Los botánicos nos enseñan que la mostaza es la mostaza negra. «Esta planta es muy
conocida en Palestina, donde, en las.tierras cálidas, como por ejemplo en el lago de
Tiberíades y a lo largo del Jordán, alcanza las dimensiones de un árbol de tres a cuatro
metros de altura y se hace hasta leñosa en su base. Esta es la mostaza (brassica nigra) de
nuestros botánicos. Principalmente los jilgueros, que parecen muy aficionados a los granos
de mostaza, vienen en bandadas a posarse sobre las ramas de este árbol (árbol de
mostaza, dicen los árabes) y a comer sus granos» (Biever).
Pero se corre el riesgo de que estas explicaciones científicas nos oculten el sentido
profundo de la parábola. Por ejemplo, independientemente de los ornitólogos, nosotros
conocemos ya los pájaros de esta parábola. Son los del sueño de Nabocodonosor: «Y vi un
árbol en el centro de la tierra, exageradamente alto. El árbol creció, se hizo fuerte; su altura
tocaba el cielo, y se veía desde los confines de la tierra. Y las aves del cielo anidaban en
sus ramas» (Dn 4, 7-9).
El árbol ha nacido en el jardín del Edén, y acompaña la historia de los grandes imperios
de Oriente, todos ellos más o menos mesiánicos. El árbol sera el Reino del Mesías, y hasta
representa al mismo Mesías. Lo encontramos en Ezequiel (31, 3-6), en el Libro de Daniel, y
acaba de aparecer de nuevo en los Salmos del Mar Muerto: «Su sombra cubrirá el mundo
entero, su cima llegará hasta los cielos y sus raíces llegarán hasta el abismo» (Hymn. VI,
15-16). Así es también, Dios sabe por qué alquimia poética, la encina de Lafontaine: «La
que tenía su cabeza cerca del cielo, y los pies tocaban el imperio de los muertos».
Todo el meollo de la parábola reside en la antítesis entre la pequeñez de la simiente y la
altura del árbol. Y así manifiesta la ley de síntesis que rige el Reino: la mediocridad de sus
comienzos promete la floración del Reino escatológico. Nuestro Señor ha debido de alentar
más de una vez a sus discípulos, asustados por el fracaso de su obra y por las amenazas
que posaban sobre ella: «No temáis, rebaño pequeñito —les decía—, porque ha sido del
agrado de vuestro Padre daros a vosotros el Reino» (Lc 12, 32).

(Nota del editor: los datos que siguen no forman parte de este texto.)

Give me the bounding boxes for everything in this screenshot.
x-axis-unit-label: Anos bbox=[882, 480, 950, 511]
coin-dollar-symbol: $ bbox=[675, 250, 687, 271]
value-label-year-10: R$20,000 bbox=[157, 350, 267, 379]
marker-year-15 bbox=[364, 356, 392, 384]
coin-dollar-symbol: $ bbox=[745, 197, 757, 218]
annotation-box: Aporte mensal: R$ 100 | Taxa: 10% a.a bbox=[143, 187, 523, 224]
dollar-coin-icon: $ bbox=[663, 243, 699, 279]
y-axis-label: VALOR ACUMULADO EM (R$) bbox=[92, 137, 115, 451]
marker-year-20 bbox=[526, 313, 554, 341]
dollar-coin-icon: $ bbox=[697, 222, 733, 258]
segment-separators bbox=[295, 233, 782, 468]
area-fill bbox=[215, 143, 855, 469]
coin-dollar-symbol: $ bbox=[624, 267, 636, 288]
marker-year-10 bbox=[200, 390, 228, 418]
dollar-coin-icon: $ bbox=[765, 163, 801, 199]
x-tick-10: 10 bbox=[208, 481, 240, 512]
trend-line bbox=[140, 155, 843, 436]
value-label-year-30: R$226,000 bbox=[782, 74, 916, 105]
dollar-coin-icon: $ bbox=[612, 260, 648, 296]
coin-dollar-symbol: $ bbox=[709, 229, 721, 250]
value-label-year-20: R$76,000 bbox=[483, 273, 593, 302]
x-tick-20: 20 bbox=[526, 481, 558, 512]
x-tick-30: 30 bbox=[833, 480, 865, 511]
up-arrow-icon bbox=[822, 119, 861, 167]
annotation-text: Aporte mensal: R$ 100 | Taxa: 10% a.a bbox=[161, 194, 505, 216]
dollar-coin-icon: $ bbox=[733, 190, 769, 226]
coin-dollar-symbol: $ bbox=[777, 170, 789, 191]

En una de estas
ocasiones les ha dicho esta parábola. Ellos estaban en las manos de Dios, como un
comienzo insignificante, como grana, rama cortada del árbol del judaísmo; y en esos
principios estaba ya toda la fuerza del futuro. Según la lógica de Dios, su debilidad
condicionaba la futura grandeza del Reino que ellos llevaban consigo. Cualquier alma
religiosa comprende esta lógica al revés.
De la debilidad inicial a la grandeza final no hay, según una manera de pensar que
debemos asimilar, verdadero desarrollo biológico. No se trata de dos realidades que estén
naturalmente coordinadas; sino al contrario, la simiente y el árbol grande se contraponen.
Lo mismo que hoy, ahora, se ve la pequeña semilla, un día se verá el árbol.
La elección misma de una semilla pequeña arrastra la elección de la especie vegetal. Si
Jesús no hubiera querido precisamente subrayar la debilidad de los comienzos del Reino,
habría tomado una higuera, o una viña, o una palmera, un árbol de verdad, como lo hacía la
tradición.
Esto es lo que causaba escándalo y constituye el secreto inicial del plan divino.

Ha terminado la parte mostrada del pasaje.